Despite rhetoric from some Tea Party leaders that says the Obama administration is running rough shod over the founding document, the country is not in “danger of flipping the Constitution on its head,” writes Richard Stengel in an extensive piece for Time.
Stengel, in “One Document, Under Siege," continues:
Their view [Tea Party faithful] of the founding documents was pretty well sum
marized by Texas Congressman Ron Paul back in 2008: ‘The Constitution was written explicitly for one purpose – to restrain the federal government.’ Well, not exactly. In fact, the framers did the precise opposite. They strengthened the center and weakened the states. The states had extraordinary power under the Articles of Confederation. Most of them had their own navies and their own currencies. The truth is, the Constitution massively strengthened the central government of the U.S. for the simple reason that it established one where none had existed before.
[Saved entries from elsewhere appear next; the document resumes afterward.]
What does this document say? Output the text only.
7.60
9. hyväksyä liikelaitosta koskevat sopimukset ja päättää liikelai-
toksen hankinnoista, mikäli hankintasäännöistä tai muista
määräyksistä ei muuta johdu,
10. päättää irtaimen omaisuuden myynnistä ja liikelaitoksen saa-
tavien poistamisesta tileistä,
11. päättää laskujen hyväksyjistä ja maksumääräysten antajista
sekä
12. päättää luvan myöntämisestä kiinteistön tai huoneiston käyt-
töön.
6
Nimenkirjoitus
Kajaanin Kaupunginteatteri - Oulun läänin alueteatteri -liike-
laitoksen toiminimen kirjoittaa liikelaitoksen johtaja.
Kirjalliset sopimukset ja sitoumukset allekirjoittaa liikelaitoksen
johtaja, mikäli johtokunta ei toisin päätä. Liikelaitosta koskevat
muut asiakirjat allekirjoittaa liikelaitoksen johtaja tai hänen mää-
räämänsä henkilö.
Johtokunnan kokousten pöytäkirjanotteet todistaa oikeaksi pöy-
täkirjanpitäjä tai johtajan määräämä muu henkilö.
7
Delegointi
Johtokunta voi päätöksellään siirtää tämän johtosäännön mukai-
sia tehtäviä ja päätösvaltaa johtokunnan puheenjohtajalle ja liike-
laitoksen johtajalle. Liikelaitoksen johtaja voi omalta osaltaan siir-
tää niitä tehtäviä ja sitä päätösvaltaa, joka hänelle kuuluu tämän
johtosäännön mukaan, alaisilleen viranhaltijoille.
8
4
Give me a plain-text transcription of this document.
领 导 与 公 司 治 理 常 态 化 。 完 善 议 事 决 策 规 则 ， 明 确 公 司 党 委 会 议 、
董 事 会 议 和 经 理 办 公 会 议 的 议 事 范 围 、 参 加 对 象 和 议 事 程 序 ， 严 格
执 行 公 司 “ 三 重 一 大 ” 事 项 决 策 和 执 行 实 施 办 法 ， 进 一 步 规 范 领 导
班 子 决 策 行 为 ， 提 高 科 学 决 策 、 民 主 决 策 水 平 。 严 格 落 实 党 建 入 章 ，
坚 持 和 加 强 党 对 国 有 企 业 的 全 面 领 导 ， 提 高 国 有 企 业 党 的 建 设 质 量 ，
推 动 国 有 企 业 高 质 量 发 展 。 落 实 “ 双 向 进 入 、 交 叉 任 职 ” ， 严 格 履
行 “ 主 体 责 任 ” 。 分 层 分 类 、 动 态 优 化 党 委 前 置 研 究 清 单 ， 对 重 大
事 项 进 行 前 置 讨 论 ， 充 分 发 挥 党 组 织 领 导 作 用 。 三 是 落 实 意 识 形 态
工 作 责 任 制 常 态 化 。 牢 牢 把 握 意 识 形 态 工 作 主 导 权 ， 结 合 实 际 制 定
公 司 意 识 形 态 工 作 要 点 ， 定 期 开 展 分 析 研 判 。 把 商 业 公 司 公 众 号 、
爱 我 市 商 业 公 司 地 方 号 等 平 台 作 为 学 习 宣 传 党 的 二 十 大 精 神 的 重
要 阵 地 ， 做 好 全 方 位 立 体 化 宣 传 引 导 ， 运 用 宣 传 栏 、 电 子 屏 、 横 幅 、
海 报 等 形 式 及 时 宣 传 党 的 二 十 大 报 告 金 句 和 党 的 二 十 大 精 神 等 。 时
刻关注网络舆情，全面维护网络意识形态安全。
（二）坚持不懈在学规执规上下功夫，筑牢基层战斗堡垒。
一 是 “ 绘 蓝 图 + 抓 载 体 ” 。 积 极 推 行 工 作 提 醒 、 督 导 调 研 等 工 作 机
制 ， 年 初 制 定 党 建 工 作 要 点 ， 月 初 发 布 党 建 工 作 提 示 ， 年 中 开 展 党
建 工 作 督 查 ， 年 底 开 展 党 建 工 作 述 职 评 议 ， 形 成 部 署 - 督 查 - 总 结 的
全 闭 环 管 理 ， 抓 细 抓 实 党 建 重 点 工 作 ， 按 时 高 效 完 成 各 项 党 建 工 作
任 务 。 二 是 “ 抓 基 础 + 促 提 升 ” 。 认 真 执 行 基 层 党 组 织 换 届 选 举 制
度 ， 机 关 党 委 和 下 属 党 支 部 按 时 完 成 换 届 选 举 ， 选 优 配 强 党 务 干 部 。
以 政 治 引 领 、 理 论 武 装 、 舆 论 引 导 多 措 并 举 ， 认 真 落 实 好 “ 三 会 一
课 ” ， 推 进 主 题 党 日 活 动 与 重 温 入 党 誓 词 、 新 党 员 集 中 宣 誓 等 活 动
If the Constitution was intended to limit the federal government, it sure doesn’t say so. Article I, Section 8, the longest section of the longest article of the Constitution, is a drumroll of congressional power. And it ends with the ‘necessary and proper’ clause, which delegates to Congress the power ‘to make all laws which shall be necessary and proper for carrying into Execution the foregoing Powers, and all other powers vested by the Constitution in the Government of the United States, or in any Department of Officer thereof.’ Limited government indeed.
Stengel’s article takes a look at some of the more high-profile constitutional debates, such as those focusing on Congress’s power to regulate commerce, in the context of the landmark health care reform law, and the 14th Amendment’s birthright citizenship clause.
In the concluding graphs, Stengel touches on the debate over constitutional interpretation, writing:
The Constitution is silent much of the time. And that’s a good thing. Two hundred twenty-three years after it was written, the Constitution is more a guardrail for our society than a traffic cop. The Constitution works so well precisely because it is so opaque, so general, so open to various interpretations. Originalists contend that the Constitution has a clear, fixed meaning. But the framers argued vehemently about its meaning. For them, it was a set of principles, not a code of laws. A code of laws says you have to stop at the red light; a constitution has broad principles that are unchanging but that must accommodate each new generation and circumstance.
See Stengel’s entire article here.
Accompanying the article is a new Time poll, showing that 54 percent of respondents said they agreed that the government should interpret the Constitution “based on changes in society,” as opposed to interpreting “exactly what’s spelled out in the Constitution.” Forty-one percent of respondents said the government should “following exactly what’s spelled out in the Constitution ….”
Regarding the 14th Amendment’s clause, which states that all persons born in the U.S. are citizens, 62 percent of respondents said the provision should not be revised.